Where owners have been awarded damages based on emotional distress, courts have found that there is a duty on the part of a contractor to refrain from intentionally or negligently inflicting serious mental distress upon the owner. The duty is only owed to an owner who could have been foreseeably injured by the contractor’s actions. The owner must be judged according to the reasonable person standard. In other words, a reasonable person would have sustained mental distress as a result of the contractor’s actions.

The elements for an action based on intentional infliction of emotional distress include outrageous conduct by a contractor; the contractor’s intent to cause, or reckless disregard for the probability of causing, emotional distress; an owner’s severe emotional distress; and the actual and proximate cause of the owner’s emotional distress by the contractor’s outrageous conduct.

Although an absence of a physical injury may no longer be a bar to recovery for damages for emotional distress, the physical injury may be used as evidence of the degree of an owner’s emotional distress.

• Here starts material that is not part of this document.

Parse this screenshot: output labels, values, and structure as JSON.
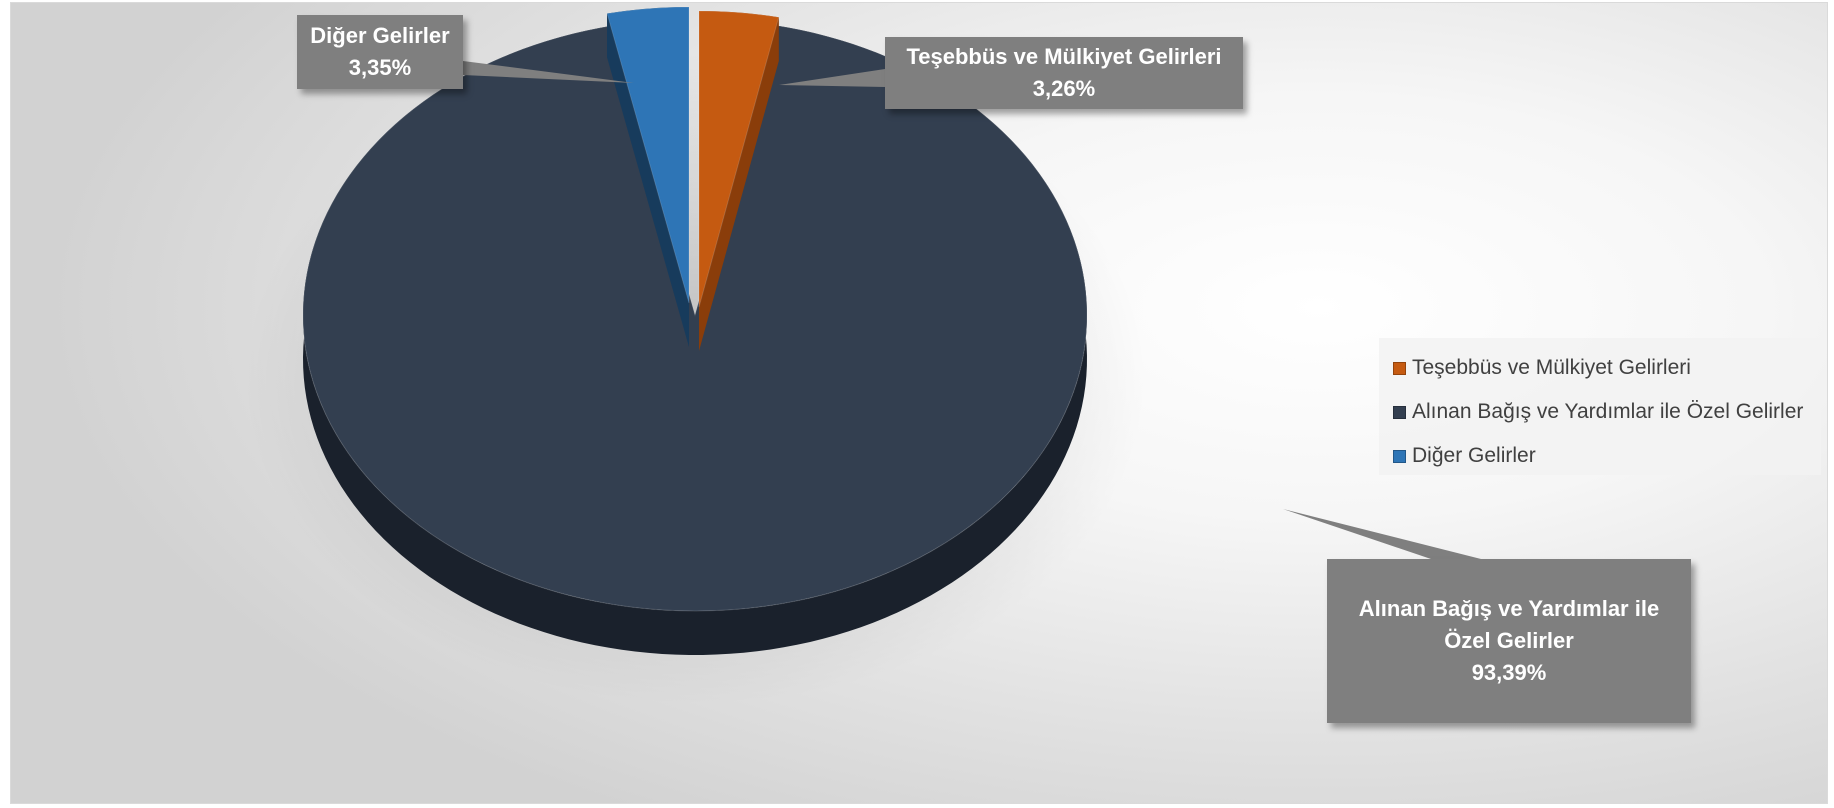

An action for intentional or negligent infliction of emotional distress for a construction defect is based upon an owner’s mental anguish as a result of a contractor’s breach of a duty to construct a home in workmanlike manner. The most common scenario is where the contractor’s negligence creates a threat of physical injury based on an unsafe condition of the home or a structural defect in the home, which unsafe condition or structural defect could cause the home to collapse. The threat of the physical injury is what produces the owner’s mental anguish and emotional distress.

Where a construction defect is a latent defect, that is, a defect that could not have been discovered upon a reasonable inspection, it is difficult to establish damages for emotional distress. If an owner did not discover the defect, the owner is not susceptible to emotional distress for something of which he or she was unaware. However, once the owner discovers the defect, the owner can be susceptible to emotional distress.

There is a trend in several states to award damages for emotional distress in cases involving construction defects. Courts in these states recognize an emotional attachment that a person may have in his or her home and the person’s likelihood to sustain mental anguish and emotional distress as a result of his or her discovery of the defects. These types of damages are more likely to be awarded in cases where a contractor has refused to repair the defects or where the contractor could not successfully repair the defects because they were so serious.